Hmm... you are definitely right. How could I miss this point.

It might be because of I messed up the page state by some tests which
may do hole punch then reread the same index. That could drop the
poisoned page then collapse succeed. But I'm not sure. Anyway I didn't
figure out how the poisoned page could be collapsed. It seems
impossible. I will drop this patch.

>
> > result = SCAN_DEL_PAGE_LRU;
> > goto out_unlock;
> > --
> > 2.26.2
> >
> >
>
> --
> Kirill A. Shutemov

2021-09-15 23:01:40

by Yang Shi

[permalink] [raw]

Subject: Re: [PATCH 2/4] mm: khugepaged: check if file page is on LRU after locking page

On Wed, Sep 15, 2021 at 10:48 AM Yang Shi <[email protected]> wrote:
>
> On Wed, Sep 15, 2021 at 4:49 AM Kirill A. Shutemov <[email protected]> wrote:
> >
> > On Tue, Sep 14, 2021 at 11:37:16AM -0700, Yang Shi wrote:
> > > The khugepaged does check if the page is on LRU or not but it doesn't
> > > hold page lock. And it doesn't check this again after holding page
> > > lock. So it may race with some others, e.g. reclaimer, migration, etc.
> > > All of them isolates page from LRU then lock the page then do something.
> > >
> > > But it could pass the refcount check done by khugepaged to proceed
> > > collapse. Typically such race is not fatal.

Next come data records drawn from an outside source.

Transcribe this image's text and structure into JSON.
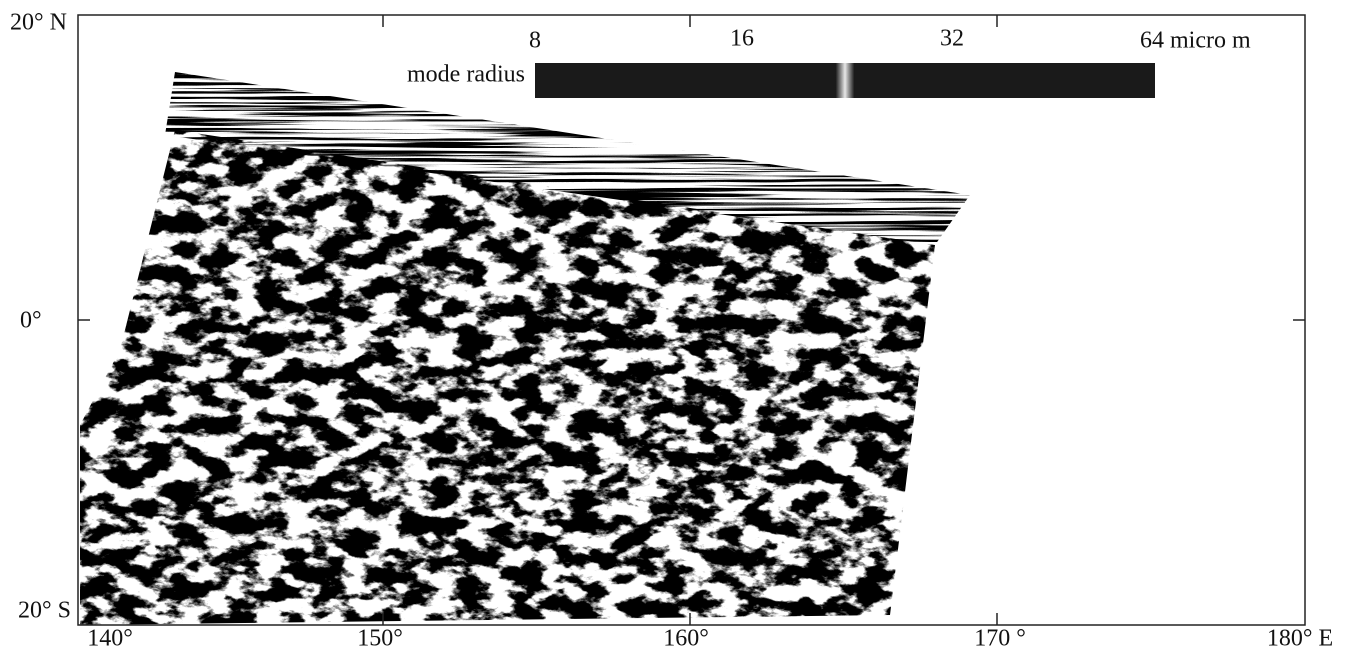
{
  "map": {
    "lat_labels": [
      "20° N",
      "0°",
      "20° S"
    ],
    "lon_labels": [
      "140°",
      "150°",
      "160°",
      "170 °",
      "180° E"
    ],
    "colorbar": {
      "title": "mode radius",
      "tick_labels": [
        "8",
        "16",
        "32",
        "64 micro m"
      ]
    }
  }
}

But if the page has been
> > > isolated from LRU before khugepaged it likely means the page may be not
> > > suitable for collapse for now.
> > >
> > > The other more fatal case is the following patch will keep the poisoned
> > > page in page cache for shmem, so khugepaged may collapse a poisoned page
> > > since the refcount check could pass. 3 refcounts come from:
> > > - hwpoison
> > > - page cache
> > > - khugepaged
> > >
> > > Since it is not on LRU so no refcount is incremented from LRU isolation.
> > >
> > > This is definitely not expected. Checking if it is on LRU or not after
> > > holding page lock could help serialize against hwpoison handler.
> > >
> > > But there is still a small race window between setting hwpoison flag and
> > > bump refcount in hwpoison handler. It could be closed by checking
> > > hwpoison flag in khugepaged, however this race seems unlikely to happen
> > > in real life workload. So just check LRU flag for now to avoid
> > > over-engineering.
> > >
> > > Signed-off-by: Yang Shi <[email protected]>
> > > ---
> > > mm/khugepaged.c | 6 ++++++
> > > 1 file changed, 6 insertions(+)
> > >
> > > diff --git a/mm/khugepaged.c b/mm/khugepaged.c
> > > index 045cc579f724..bdc161dc27dc 100644
> > > --- a/mm/khugepaged.c
> > > +++ b/mm/khugepaged.c
> > > @@ -1808,6 +1808,12 @@ static void collapse_file(struct mm_struct *mm,
> > > goto out_unlock;
> > > }
> > >
> > > + /* The hwpoisoned page is off LRU but in page cache */
> > > + if (!PageLRU(page)) {
> > > + result = SCAN_PAGE_LRU;
> > > + goto out_unlock;
> > > + }
> > > +
> > > if (isolate_lru_page(page)) {
> >
> > isolate_lru_page() should catch the case, no? TestClearPageLRU would fail
> > and we get here.
>
> Hmm... you are definitely right. How could I miss this point.
>
> It might be because of I messed up the page state by some tests which
> may do hole punch then reread the same index. That could drop the
> poisoned page then collapse succeed. But I'm not sure. Anyway I didn't
> figure out how the poisoned page could be collapsed. It seems
> impossible. I will drop this patch.

I think I figured out the problem. This problem happened after the
page cache split patch and if the hwpoisoned page is not head page. It
is because THP split will unfreeze the refcount of tail pages to 2
(restore refcount from page cache) then dec refcount to 1. The
refcount pin from hwpoison is gone and it is still on LRU. Then
khugepged locked the page before hwpoison, the refcount is expected to
khugepaged.

The worse thing is it seems this problem is applicable to anonymous
page too. Once the anonymous THP is split by hwpoison the pin from
hwpoison is gone too the refcount is 1 (comes from PTE map). Then
khugepaged could collapse it to huge page again. It may incur data
corruption.

And the poisoned page may be freed back to buddy since the lost refcount pin.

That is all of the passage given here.